Elastigroup predictive autoscaling uses a machine learning algorithm to accurately predict the CPU utilization pattern of your workloads and increase the number of instances based on the projected CPU utilization. Predictive autoscaling also helps in cases where your instances/applications take a lot of time to boot up. Predictive autoscaling can scale the instances in advance of the actual traffic and thus saving up to 30 minutes of startup time.

The machine learning algorithm builds a forecast based on historical data, and as you can see in the below graph, it ensures the predicted CPU utilization stays close to the actual CPU utilization in advance with the least configuration effort on the client’s side.

Furthermore, autoscaling groups using spot instances are often configured with different vCPU instance types. The Elastigroup autoscaling policy ensures that the CPU utilization threshold configured in the policy is maintained across the various instance types. Through accurate scaling across instance types, the underutilization/overutilization with different vCPU instance types can be avoided. Thus, giving you the option to increase your instance type list and spot markets.

How it works

Elastigroup predictive autoscaling uses machine learning algorithm to accurately predict the CPU pattern of your workloads and increase the number of instances based on the predicted pattern and the Target CPU value to be maintained. The machine learning algorithms collect the cluster’s metrics, such as CPU utilization over time and creates a baseline that will eventually acts as a predicted metric of the cluster’s future load. Once the predicted metric value of the Elastigroup is determined, a calculation begins to find out the minimum number of instances required to handle the predicted load of the cluster. The autoscaling algorithm is based on a gradient boosting model that has been trained on thousands of different customer behaviors.

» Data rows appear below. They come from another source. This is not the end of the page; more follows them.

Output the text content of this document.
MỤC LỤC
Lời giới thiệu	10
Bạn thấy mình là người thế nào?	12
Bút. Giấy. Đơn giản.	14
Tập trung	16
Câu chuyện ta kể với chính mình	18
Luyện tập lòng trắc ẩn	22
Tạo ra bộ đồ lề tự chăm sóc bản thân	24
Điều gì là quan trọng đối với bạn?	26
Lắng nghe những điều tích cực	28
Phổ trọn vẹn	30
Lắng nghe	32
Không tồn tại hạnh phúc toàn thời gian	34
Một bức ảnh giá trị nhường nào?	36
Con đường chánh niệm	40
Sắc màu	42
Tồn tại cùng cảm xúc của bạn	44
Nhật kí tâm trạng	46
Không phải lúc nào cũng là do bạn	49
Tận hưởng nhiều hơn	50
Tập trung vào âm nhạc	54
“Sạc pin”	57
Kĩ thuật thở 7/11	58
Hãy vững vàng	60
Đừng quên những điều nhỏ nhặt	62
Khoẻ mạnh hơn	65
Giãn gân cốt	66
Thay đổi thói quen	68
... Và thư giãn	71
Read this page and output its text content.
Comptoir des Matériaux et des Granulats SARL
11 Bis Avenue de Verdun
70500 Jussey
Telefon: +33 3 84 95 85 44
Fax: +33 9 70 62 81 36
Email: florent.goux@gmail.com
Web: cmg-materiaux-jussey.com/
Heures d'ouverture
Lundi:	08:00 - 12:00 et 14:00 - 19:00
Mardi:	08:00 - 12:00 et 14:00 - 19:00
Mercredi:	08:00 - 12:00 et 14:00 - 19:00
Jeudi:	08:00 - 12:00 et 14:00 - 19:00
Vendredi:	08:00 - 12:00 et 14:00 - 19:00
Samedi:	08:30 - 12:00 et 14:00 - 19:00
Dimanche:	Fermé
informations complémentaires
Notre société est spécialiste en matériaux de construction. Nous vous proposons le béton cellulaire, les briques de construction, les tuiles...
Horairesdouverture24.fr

The model can predict the behavior of a group after observing CPU utilization for a week. If your cluster already has “Target-Scaling” policies configured, the learning period has already started, which will shorten your time to value for the predictive autoscaling.

How to configure predictive autoscaling

Predictive autoscaling is configured in a Target Scaling Policy. You can enable it when you create an Elastigroup or by editing an existing Elastigroup. Do the following:

1. In the Elastigroup, go to the Scaling tab.

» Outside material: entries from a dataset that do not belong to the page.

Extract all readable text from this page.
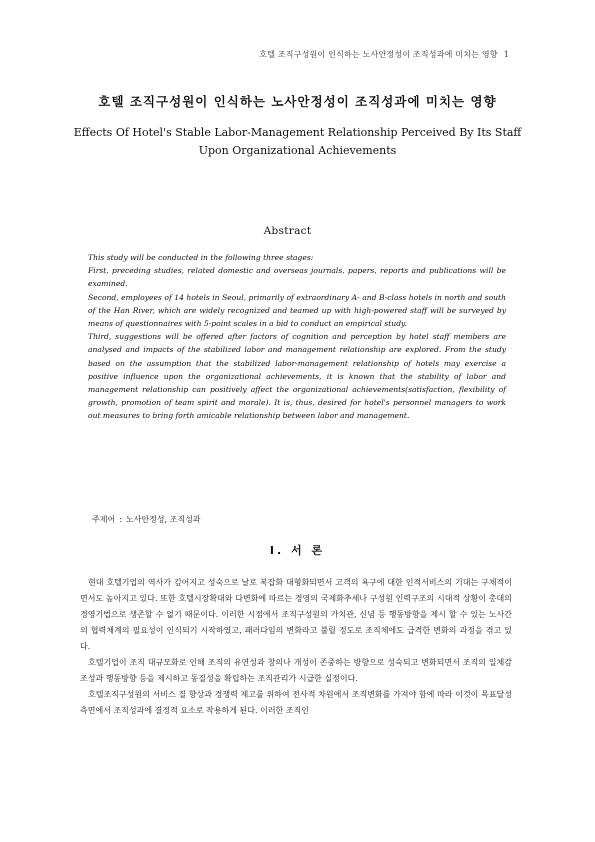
호텔 조직구성원이 인식하는 노사안정성이 조직성과에 미치는 영향 1
호텔 조직구성원이 인식하는 노사안정성이 조직성과에 미치는 영향
Effects Of Hotel's Stable Labor-Management Relationship Perceived By Its Staff
Upon Organizational Achievements
Abstract

This study will be conducted in the following three stages:

First, preceding studies, related domestic and overseas journals, papers, reports and publications will be examined.

Second, employees of 14 hotels in Seoul, primarily of extraordinary A- and B-class hotels in north and south of the Han River, which are widely recognized and teamed up with high-powered staff will be surveyed by means of questionnaires with 5-point scales in a bid to conduct an empirical study.

Third, suggestions will be offered after factors of cognition and perception by hotel staff members are analysed and impacts of the stabilized labor and management relationship are explored. From the study based on the assumption that the stabilized labor-management relationship of hotels may exercise a positive influence upon the organizational achievements, it is known that the stability of labor and management relationship can positively affect the organizational achievements(satisfaction, flexibility of growth, promotion of team spirit and morale). It is, thus, desired for hotel's personnel managers to work out measures to bring forth amicable relationship between labor and management.

주제어 : 노사안정성, 조직성과
Ⅰ. 서 론

현대 호텔기업의 역사가 깊어지고 성숙으로 날로 복잡화 대형화되면서 고객의 욕구에 대한 인적서비스의 기대는 구체적이면서도 높아지고 있다. 또한 호텔시장확대와 다변화에 따르는 경영의 국제화추세나 구성원 인력구조의 시대적 상황이 총대의 경영기법으로 생존할 수 없기 때문이다. 이러한 시점에서 조직구성원의 가치관, 신념 등 행동방향을 제시 할 수 있는 노사간의 협력체계의 필요성이 인식되기 시작하였고, 패러다임의 변화라고 불릴 정도로 조직체에도 급격한 변화의 과정을 겪고 있다.

호텔기업이 조직 대규모화로 인해 조직의 유연성과 창의나 개성이 존중하는 방향으로 성숙되고 변화되면서 조직의 일체감 조성과 행동방향 등을 제시하고 동질성을 확립하는 조직관리가 시급한 실정이다.

호텔조직구성원의 서비스 질 향상과 경쟁력 제고를 위하여 전사적 차원에서 조직변화를 가져야 함에 따라 이것이 목표달성측면에서 조직성과에 결정적 요소로 작용하게 된다. 이러한 조직인
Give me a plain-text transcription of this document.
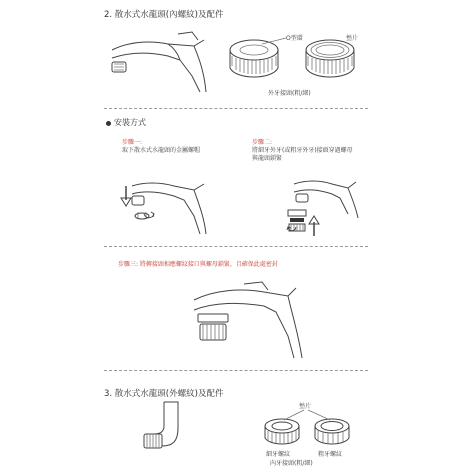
2. 散水式水龍頭(內螺紋)及配件
O型環	墊片
外牙接頭(粗/細)
安裝方式
步驟一:
取下散水式水龍頭的金屬螺帽
步驟二:
將細牙外牙(或粗牙外牙)接頭穿過螺母
與龍頭鎖緊
步驟三: 將轉接頭相應螺紋接口與螺母鎖緊，且確保此處密封
3. 散水式水龍頭(外螺紋)及配件
墊片
細牙螺紋	粗牙螺紋
內牙接頭(粗/細)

2. Under Target Scaling Policies, click Add, and then click on the policy name to open the form.

3. Complete the following in the form:

Policy Name: Enter a name for your policy.
Metric Name: Choose “Average CPU Utilization.”
Target Value: The desired average value of the metric that will be tracked.
Cooldown: Enter the cooldown duration in seconds.

4. Mark “Use predictive autoscaling”, and choose the mode:

Predict and scale: In this mode Elastigroup will not only present its predicted data but will automatically scale up instances in advance according to the calculated Forecast value.
Predict only: This mode allows you to analyze the predicted metric values, without automatically scaling the cluster according to these values.

5. To save the configuration, click Next, and then click Create or Update at the bottom of the Review tab.

After you enable the scaling policy with predictive autoscaling, below graphs will appear in the Elastigroup Overview page that shows “Activity & Prediction.”

Summary

Elastigroup predictive autoscaling simplifies defining scaling policies by continuously monitoring and reacting to your workload’s demand. It can accurately predict the CPU utilization peaks and dips of your workload and automatically scale the optimal capacity ahead of time. It reduces latency due to instance and application bootup time by scaling instances in advance of the demand. Predictive autoscaling paired with Predictive Rebalancing ensures spot instances are run with high savings and production-grade availability by predicting the workload usage and spot interruptions in advance.